Characterization of structural and immunological properties of a fusion protein between flagellin from Salmonella and lumazine synthase from Brucella

Abstract

Aiming to combine the flexibility of Brucella lumazine synthase (BLS) to adapt different protein domains in a decameric structure and the capacity of BLS and flagellin to enhance the immunogenicity of peptides that are linked to their structure, we generated a chimeric protein (BLS-FliC131) by fusing flagellin from Salmonella in the N-termini of BLS. The obtained protein was recognized by anti-flagellin and anti-BLS antibodies, keeping the oligomerization capacity of BLS, without affecting the folding of the monomeric protein components determined by circular dichroism. Furthermore, the thermal stability of each fusion partner is conserved, indicating that the interactions that participate in its folding are not affected by the genetic fusion. Besides, either in vitro or in vivo using TLR5-deficient animals we could determine that BLS-FliC131 retains the capacity of triggering TLR5. The humoral response against BLS elicited by BLS-FliC131 was stronger than the one elicited by equimolar amounts of BLS + FliC. Since BLS scaffold allows the generation of hetero-decameric structures, we expect that flagellin oligomerization on this protein scaffold will generate a new vaccine platform with enhanced capacity to activate immune responses.

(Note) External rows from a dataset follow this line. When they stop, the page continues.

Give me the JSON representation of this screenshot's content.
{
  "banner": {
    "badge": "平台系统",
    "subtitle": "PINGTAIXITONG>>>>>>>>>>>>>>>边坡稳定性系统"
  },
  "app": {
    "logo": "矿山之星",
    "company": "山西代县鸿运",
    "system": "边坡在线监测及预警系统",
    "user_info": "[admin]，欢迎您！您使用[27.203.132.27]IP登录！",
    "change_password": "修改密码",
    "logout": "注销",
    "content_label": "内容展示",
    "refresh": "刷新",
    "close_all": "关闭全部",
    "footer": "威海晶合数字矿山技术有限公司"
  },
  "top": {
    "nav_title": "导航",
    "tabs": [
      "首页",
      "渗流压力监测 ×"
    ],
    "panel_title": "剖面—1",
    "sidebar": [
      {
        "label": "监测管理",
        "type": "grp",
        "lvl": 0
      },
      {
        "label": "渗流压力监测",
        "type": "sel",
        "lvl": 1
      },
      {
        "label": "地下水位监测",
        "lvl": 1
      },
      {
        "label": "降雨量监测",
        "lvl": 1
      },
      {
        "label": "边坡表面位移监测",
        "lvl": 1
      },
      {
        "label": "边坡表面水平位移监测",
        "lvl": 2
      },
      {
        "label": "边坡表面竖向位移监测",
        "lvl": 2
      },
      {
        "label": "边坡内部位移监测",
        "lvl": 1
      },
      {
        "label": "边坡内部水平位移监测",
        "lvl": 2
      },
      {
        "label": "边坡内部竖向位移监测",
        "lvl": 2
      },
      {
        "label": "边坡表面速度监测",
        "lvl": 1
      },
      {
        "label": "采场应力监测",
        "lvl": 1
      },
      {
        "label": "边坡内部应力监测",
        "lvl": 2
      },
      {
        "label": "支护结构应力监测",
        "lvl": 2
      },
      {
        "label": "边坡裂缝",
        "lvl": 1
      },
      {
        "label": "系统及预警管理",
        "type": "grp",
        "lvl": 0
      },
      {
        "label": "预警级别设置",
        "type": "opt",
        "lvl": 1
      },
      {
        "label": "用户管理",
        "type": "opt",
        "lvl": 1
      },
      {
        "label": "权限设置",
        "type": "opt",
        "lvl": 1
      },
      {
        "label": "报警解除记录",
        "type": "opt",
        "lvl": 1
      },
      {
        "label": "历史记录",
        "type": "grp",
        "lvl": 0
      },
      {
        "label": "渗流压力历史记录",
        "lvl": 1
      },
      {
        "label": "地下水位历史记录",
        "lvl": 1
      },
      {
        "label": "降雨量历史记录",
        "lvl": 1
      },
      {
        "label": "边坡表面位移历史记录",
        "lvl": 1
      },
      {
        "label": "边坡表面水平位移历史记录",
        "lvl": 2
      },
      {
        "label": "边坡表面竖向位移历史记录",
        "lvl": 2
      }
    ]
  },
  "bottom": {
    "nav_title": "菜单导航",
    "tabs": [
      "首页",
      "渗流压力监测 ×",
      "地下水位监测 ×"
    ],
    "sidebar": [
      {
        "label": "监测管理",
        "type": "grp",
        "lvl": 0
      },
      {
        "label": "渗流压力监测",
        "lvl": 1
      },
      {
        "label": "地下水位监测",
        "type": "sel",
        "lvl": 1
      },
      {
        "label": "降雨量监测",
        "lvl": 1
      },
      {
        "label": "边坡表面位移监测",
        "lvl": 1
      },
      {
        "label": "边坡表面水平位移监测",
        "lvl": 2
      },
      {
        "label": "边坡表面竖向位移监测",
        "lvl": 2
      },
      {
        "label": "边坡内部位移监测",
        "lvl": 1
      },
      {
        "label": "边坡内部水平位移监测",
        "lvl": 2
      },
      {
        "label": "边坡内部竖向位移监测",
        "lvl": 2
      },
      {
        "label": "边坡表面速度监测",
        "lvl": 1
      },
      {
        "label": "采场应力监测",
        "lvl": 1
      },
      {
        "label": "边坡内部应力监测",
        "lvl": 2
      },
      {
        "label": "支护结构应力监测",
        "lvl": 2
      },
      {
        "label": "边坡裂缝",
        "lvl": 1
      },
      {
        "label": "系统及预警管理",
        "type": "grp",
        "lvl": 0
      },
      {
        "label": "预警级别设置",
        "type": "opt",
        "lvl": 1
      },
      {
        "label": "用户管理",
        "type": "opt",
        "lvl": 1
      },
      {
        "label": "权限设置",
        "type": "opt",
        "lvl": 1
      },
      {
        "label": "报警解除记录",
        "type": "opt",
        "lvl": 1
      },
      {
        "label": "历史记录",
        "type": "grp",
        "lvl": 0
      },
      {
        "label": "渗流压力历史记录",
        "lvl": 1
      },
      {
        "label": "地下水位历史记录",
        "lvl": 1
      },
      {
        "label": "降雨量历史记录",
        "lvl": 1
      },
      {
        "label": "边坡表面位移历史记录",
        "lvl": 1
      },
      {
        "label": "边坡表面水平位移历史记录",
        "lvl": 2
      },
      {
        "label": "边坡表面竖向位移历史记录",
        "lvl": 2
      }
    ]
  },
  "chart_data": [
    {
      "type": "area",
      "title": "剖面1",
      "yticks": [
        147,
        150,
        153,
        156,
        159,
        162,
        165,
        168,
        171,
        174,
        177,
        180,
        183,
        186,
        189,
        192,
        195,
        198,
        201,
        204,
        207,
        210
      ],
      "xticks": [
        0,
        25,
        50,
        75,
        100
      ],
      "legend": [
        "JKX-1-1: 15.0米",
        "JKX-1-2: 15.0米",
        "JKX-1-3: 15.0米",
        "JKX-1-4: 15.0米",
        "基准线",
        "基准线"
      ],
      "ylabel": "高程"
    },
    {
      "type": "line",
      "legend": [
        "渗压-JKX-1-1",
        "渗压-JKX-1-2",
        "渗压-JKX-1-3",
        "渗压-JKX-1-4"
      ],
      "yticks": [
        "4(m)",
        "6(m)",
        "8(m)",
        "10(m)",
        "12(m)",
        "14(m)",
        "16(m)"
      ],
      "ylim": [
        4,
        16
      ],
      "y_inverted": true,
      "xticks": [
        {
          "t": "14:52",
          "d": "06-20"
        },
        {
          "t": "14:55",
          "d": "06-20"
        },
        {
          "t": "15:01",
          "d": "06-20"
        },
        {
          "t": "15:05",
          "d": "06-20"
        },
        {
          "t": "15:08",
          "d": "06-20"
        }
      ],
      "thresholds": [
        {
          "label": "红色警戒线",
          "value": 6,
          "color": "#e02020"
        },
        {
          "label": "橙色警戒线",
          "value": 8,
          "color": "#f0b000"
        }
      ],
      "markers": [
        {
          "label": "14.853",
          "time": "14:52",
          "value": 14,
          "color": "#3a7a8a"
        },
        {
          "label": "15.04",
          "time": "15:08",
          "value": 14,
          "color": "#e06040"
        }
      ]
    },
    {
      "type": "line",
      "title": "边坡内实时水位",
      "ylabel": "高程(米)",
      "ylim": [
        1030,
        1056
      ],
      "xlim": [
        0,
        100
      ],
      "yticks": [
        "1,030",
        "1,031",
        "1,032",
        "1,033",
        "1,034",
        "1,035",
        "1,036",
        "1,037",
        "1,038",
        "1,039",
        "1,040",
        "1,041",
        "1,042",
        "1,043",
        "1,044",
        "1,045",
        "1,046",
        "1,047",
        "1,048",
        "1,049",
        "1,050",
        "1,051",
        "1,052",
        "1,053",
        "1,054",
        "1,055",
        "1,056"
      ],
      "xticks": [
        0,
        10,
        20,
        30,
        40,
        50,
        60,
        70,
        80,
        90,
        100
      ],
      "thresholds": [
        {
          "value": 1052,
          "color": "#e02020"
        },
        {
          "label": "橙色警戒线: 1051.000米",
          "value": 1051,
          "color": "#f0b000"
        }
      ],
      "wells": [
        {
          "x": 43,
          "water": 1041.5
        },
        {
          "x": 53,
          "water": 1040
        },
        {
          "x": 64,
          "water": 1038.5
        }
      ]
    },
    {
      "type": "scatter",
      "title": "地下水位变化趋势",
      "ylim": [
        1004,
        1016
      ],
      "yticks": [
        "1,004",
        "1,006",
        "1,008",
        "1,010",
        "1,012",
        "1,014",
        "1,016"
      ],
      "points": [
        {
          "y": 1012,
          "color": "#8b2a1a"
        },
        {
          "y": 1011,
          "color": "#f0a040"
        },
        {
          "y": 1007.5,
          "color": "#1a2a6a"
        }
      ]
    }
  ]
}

Keywords: BLS; TLR5; flagellin; scaffold.

Figure 1

BLS‐FliC131 chimeric protein conserves immunochemical reactivity. Western blot analysis using anti‐FliC and anti‐BLS monoclonal antibodies. Lane 1: BLS‐FliC131 chimera, Lane 2: FliC C131, Lane 3: BLS. MW: molecular weight marker.

Figure 2

Three‐dimensional structure of the decameric BLS (PDB code: 1T13), the flagellin 131 (PDB code: 3A5X), and a model of BLS‐FliC131 chimera. The structures are represented as surface and for BLS and flagellin also as cartoon. The expected MW values are indicated.

Figure 3

Static light scattering coupled to size exclusion chromatography. BLS (blue), FliC C131 (red), and BLS‐FliC131 (green) were subjected to SEC coupled to a light scattering instrument connected in tandem to a differential refractometer detector. The MW values estimated by the relation of scattering/RI signals are indicated above each curve. The values following after an asterisk correspond to the expected MW.

Figure 4

Far UV circular dichroism. Comparison of the far UV‐CD spectra of BLS (blue), FliC C131 (red), BLS‐FliC131 (green), and the sum of BLS and FliC C131 spectra (black dashed). Results are representative from three different experiments.

Figure 5

Thermal denaturation monitored by circular dichroism. The heat‐induced denaturation curve of BLS (blue), FliC C131 (red), BLS‐FliC131 (green). CD signal was measured at 220 nm. Dashed lines indicate the inflection points of each curve. Results are representative from two different experiments.

Figure 6

Reversibility of the thermal unfolding monitored by circular dichroism. CD spectra of BLS (blue), FliC131 (red), BLS‐FliC131 (green) at 25°C before (continuous line) and after (dashed lines) the thermal denaturation experiment. Results are representative from two different experiments.

Figure 7

Fusion protein keeps the capacity to trigger innate response either in vitro or in vivo. (A) Activity on Caco2‐luciferase reporter cell line. Cells were treated with different stimuli and luciferase activity was measured on cell lysate 6 h post‐stimulation. Results are expressed as fold‐increase with respect to non‐treated control. Results are representative from three different experiments. (***P < 0.005 two way ANOVA followed by Tuckey test). (B) Recruitment of neutrophils when administered either i.p. or i.n. C57BL/6J mice were treated with different stimuli and cells recovered by broncheoalveolar or peritoneal wash and analyzed by flow cytometry upon immunostaining. Results are expressed as percentage of polymorphonuclear cells (CD11c‐ CD11b+Ly6G+ GR1+). Results are representative from three different experiments. (***P < 0.005 two way ANOVA followed by Tuckey test).

Figure 8

BLS‐FliC131 has the capacity to trigger innate response activation in vivo in TLR4 and TLR5‐deficient mice. Animals were stimulated i.v. with different treatments. Cytokines were determined in serum samples 2 h upon treatment by ELISA. Results are representative from two different experiments. (***P < 0.005 two way ANOVA followed by Tuckey test).

Figure 9

Immunogenicity of BLS is enhanced in the BLS‐FliC131 fusion protein. Anti‐BLS antibodies were determined by indirect ELISA in animals immunized twice with the different antigenic mixtures. Results are expressed as geometric mean of each group (n = 5). Results are representative from two different experiments.